PEP Screening Process: How UK Firms Should Review Matches
In brief: PEP screening is the process of checking whether a client or relevant person is politically exposed, then deciding whether the match is true and what enhanced measures are needed.
Key points
- A PEP match needs review, not automatic rejection.
- Relatives and close associates may also affect risk.
- The decision record should explain whether the match was cleared, escalated, or handled through enhanced due diligence.
What is PEP screening?
PEP screening checks whether a client, beneficial owner, director, controller, or relevant third party is a politically exposed person. If a possible match appears, the firm should review it, decide whether it is a true match, and record the risk decision.

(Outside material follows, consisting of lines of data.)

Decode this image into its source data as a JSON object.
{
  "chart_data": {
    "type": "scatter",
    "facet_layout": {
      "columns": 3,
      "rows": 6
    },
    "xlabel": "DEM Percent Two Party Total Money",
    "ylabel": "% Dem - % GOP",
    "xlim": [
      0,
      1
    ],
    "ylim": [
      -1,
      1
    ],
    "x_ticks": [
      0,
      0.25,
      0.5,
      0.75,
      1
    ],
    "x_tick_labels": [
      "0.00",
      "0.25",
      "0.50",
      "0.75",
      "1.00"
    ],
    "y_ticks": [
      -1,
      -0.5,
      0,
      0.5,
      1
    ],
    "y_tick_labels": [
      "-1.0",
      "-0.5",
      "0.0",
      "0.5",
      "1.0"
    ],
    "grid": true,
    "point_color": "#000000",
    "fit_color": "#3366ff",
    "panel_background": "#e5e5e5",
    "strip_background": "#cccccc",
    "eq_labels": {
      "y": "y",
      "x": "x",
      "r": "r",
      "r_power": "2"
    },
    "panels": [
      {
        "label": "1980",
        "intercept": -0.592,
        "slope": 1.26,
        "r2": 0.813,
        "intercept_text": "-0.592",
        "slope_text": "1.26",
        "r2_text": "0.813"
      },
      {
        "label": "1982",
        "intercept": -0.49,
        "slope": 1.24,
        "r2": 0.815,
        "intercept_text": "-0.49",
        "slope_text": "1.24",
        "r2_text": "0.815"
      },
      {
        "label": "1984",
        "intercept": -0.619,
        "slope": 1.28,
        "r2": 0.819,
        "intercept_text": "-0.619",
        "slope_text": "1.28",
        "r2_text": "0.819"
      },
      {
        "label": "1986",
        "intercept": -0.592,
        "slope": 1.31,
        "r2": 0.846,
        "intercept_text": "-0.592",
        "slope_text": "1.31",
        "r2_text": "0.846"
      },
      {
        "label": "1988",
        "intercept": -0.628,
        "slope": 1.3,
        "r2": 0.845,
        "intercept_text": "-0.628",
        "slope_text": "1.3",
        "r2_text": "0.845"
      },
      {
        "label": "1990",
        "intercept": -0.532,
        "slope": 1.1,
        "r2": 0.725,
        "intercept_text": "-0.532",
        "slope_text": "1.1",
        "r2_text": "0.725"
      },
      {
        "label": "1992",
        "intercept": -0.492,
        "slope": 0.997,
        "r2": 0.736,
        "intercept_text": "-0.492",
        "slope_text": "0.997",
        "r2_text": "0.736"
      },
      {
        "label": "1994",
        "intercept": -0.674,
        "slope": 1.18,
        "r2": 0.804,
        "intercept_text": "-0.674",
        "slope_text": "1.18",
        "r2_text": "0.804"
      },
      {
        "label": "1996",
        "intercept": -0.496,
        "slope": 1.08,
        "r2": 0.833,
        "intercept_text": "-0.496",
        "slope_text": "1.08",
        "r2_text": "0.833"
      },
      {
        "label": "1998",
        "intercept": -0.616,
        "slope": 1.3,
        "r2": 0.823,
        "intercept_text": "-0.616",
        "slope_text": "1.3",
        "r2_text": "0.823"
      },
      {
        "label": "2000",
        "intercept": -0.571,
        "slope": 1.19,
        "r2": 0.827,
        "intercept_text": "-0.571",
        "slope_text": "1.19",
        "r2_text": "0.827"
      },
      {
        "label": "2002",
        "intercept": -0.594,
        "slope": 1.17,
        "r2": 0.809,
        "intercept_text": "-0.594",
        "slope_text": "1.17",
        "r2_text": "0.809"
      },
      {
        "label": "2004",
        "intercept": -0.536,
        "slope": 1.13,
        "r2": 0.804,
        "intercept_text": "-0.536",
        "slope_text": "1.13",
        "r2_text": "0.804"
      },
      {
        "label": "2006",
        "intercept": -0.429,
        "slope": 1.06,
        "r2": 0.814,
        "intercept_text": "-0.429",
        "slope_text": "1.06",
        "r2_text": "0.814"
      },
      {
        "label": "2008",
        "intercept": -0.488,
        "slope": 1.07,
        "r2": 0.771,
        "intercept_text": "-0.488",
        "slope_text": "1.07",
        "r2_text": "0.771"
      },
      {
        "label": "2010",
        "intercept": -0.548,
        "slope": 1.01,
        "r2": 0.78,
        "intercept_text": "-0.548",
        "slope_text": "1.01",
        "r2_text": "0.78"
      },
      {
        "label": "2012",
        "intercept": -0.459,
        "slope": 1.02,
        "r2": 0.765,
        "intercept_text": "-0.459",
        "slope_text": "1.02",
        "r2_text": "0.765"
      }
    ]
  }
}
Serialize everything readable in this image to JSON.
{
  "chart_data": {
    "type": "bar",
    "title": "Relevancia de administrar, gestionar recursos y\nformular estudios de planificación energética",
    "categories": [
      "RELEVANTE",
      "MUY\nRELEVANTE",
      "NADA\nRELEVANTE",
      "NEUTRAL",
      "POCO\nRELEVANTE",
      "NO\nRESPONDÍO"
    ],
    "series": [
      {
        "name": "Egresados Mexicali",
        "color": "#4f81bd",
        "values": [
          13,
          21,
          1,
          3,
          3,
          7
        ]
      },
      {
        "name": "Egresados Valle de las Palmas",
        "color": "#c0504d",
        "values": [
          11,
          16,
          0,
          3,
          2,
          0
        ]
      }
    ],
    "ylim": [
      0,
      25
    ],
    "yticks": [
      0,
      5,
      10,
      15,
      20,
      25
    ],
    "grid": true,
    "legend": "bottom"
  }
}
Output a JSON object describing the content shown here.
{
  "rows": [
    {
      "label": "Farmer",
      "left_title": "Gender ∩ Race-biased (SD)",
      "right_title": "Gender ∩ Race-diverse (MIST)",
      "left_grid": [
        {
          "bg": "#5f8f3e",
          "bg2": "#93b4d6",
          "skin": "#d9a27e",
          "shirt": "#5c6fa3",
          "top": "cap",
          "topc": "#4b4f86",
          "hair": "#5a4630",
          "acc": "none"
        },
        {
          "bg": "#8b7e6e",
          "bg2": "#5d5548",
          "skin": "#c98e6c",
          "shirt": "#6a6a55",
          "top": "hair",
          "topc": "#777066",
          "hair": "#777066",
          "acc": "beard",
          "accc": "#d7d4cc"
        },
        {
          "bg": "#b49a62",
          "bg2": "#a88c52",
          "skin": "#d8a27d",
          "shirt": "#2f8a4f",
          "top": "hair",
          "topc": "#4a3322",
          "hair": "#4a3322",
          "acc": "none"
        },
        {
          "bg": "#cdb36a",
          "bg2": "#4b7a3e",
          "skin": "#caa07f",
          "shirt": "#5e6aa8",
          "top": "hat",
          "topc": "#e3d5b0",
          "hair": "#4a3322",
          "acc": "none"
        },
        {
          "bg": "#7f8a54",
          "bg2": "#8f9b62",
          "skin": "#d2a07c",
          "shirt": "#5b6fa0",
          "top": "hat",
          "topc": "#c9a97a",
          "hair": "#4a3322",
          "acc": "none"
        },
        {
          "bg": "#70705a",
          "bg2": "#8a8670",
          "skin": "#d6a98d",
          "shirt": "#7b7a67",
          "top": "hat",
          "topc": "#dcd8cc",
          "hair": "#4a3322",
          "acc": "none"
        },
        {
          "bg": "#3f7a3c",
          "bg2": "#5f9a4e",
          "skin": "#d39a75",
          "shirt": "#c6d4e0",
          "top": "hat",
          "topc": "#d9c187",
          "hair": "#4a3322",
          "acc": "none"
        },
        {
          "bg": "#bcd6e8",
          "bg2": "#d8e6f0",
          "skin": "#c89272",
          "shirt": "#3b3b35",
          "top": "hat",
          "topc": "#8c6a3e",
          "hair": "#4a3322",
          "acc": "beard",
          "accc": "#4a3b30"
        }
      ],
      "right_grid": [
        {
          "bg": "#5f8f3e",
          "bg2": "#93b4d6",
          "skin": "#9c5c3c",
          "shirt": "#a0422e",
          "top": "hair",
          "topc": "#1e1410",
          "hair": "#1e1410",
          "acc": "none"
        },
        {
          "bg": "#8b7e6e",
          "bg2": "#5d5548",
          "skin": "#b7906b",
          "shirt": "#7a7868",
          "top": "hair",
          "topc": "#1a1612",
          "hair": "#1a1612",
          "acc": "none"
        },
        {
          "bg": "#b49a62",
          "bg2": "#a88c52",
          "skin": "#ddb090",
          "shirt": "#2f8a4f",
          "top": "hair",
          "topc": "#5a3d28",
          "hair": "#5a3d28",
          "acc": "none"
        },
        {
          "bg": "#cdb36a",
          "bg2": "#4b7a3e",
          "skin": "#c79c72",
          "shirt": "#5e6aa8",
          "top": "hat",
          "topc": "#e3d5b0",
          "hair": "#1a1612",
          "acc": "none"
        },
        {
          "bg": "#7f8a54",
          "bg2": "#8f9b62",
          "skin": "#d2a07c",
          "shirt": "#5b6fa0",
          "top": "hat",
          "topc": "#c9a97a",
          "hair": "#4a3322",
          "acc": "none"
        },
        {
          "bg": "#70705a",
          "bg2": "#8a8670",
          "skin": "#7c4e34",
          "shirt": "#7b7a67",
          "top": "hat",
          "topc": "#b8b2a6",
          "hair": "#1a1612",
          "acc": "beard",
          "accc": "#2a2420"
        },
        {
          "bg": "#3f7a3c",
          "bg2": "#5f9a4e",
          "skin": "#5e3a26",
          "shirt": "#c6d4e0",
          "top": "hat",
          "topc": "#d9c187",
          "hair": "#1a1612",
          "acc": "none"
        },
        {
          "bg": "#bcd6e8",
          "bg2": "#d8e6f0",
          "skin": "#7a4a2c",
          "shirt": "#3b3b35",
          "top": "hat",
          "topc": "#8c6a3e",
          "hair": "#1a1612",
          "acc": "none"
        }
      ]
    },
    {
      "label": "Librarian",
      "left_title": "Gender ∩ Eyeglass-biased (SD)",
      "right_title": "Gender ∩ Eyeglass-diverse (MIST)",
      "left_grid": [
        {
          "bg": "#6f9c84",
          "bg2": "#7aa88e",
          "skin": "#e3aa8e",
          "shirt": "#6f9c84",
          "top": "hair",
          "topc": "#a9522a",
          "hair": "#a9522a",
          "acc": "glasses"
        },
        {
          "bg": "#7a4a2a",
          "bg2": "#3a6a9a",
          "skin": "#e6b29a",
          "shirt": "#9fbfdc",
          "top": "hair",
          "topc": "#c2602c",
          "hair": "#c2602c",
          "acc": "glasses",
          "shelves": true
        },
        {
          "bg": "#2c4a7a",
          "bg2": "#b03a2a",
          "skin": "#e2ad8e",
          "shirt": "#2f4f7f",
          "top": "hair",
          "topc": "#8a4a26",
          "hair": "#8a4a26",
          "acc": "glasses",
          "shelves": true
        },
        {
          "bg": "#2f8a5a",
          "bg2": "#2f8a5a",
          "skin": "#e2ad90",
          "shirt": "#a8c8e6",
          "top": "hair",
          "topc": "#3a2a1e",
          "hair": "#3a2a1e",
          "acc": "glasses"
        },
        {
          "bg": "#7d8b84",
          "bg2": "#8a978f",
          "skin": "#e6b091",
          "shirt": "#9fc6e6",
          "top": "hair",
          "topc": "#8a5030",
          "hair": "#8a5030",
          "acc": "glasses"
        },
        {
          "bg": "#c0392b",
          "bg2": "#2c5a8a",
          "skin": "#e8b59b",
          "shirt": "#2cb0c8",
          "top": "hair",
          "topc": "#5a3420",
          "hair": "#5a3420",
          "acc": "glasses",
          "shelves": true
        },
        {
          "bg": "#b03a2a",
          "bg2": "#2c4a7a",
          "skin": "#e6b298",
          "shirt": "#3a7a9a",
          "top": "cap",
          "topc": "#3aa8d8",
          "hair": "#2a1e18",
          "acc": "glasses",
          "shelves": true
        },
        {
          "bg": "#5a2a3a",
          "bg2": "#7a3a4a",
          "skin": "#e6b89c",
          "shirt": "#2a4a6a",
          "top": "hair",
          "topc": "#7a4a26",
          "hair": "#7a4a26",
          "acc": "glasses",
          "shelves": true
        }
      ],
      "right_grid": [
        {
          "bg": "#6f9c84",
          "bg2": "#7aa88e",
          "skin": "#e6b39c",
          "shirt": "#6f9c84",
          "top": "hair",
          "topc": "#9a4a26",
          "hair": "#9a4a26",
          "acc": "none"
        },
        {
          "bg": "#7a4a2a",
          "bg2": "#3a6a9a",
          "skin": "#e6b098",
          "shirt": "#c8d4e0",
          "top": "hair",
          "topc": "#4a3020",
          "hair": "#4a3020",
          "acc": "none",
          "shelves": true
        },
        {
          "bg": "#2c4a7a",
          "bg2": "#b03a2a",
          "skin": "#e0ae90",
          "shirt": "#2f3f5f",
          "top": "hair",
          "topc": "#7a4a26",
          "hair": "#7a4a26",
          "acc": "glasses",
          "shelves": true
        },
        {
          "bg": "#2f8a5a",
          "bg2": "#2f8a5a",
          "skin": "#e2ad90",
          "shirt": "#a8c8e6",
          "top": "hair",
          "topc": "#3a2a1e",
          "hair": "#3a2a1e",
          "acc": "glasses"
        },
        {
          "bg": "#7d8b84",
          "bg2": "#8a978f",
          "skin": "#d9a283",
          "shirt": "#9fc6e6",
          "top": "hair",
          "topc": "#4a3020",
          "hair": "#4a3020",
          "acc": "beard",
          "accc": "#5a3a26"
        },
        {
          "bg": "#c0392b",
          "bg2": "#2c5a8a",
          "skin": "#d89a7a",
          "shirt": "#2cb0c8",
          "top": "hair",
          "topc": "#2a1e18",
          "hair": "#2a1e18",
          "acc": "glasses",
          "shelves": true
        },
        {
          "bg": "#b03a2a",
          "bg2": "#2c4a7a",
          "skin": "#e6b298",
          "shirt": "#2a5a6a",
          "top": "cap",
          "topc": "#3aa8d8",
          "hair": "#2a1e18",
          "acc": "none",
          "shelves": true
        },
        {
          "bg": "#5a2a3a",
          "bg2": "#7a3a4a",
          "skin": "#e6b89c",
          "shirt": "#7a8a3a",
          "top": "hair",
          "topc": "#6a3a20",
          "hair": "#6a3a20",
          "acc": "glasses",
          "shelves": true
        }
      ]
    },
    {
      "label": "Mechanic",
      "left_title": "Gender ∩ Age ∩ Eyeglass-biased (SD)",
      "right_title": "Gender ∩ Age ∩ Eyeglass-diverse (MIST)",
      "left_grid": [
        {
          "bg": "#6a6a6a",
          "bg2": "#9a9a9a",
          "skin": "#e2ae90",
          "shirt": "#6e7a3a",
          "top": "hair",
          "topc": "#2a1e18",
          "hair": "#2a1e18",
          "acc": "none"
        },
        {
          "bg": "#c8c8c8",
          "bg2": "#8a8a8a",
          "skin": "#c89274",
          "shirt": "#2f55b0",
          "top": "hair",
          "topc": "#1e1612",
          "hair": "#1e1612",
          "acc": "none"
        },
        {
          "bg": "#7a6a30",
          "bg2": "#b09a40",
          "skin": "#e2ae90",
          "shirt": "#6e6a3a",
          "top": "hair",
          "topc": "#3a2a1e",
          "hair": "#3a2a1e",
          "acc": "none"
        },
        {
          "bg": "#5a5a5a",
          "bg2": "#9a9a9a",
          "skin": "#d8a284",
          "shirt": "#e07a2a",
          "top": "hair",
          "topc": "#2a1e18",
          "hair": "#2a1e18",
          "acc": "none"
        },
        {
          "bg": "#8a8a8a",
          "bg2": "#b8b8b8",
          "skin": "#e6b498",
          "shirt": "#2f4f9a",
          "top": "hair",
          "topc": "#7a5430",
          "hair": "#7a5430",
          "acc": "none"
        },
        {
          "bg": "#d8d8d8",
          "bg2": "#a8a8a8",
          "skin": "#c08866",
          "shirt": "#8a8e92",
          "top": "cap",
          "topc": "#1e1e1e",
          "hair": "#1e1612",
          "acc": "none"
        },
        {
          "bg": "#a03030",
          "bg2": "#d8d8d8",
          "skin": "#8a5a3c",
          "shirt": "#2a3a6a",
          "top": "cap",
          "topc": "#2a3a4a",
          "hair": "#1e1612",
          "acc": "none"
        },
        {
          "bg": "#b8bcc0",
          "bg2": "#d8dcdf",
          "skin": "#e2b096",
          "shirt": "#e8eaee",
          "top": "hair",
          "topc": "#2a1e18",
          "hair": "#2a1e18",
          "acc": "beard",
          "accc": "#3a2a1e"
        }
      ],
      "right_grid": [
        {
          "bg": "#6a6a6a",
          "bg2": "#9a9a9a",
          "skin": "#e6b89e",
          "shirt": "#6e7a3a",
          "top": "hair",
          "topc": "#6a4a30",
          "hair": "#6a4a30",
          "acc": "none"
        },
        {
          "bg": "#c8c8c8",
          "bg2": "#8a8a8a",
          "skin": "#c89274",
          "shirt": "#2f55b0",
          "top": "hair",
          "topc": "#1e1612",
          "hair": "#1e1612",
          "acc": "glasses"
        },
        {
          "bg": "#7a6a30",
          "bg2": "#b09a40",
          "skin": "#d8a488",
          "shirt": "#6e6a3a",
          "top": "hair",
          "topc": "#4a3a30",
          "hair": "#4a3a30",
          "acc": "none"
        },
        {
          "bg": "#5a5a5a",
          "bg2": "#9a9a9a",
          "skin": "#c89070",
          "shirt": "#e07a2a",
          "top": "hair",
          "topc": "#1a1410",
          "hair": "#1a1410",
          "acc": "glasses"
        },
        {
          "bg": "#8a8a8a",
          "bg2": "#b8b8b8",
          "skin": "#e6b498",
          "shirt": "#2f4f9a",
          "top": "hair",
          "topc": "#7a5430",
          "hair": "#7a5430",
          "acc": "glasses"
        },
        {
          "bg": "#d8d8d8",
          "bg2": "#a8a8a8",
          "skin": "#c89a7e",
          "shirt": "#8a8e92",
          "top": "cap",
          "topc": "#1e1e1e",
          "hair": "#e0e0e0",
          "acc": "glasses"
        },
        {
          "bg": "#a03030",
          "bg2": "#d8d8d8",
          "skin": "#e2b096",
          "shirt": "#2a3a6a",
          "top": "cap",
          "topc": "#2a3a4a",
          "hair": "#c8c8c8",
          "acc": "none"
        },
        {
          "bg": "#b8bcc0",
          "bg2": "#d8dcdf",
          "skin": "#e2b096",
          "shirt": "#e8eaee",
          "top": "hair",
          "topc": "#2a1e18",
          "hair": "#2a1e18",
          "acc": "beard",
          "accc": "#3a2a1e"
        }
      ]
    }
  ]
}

The UK Money Laundering Regulations include enhanced due diligence expectations for PEPs. See the Money Laundering Regulations 2017.
A practical PEP screening workflow
- Screen the client and relevant connected people.
- Review possible matches against date of birth, country, role, and other identifiers.
- Check whether relatives or close associates create risk.
- Decide whether enhanced due diligence is needed.
- Record approval, evidence, and review frequency.
- Re-screen when risk changes or periodic review is due.
What to record
- Who was screened.
- Date and tool/source used.
- Possible matches returned.
- Why a match was cleared or confirmed.
- EDD measures applied.
- Approval and next review date.
Common mistake
The common mistake is either clearing a match without notes or treating every match as a refusal. A PEP relationship can be managed, but only if the firm understands and records the risk.
This guide is general information and is not legal advice.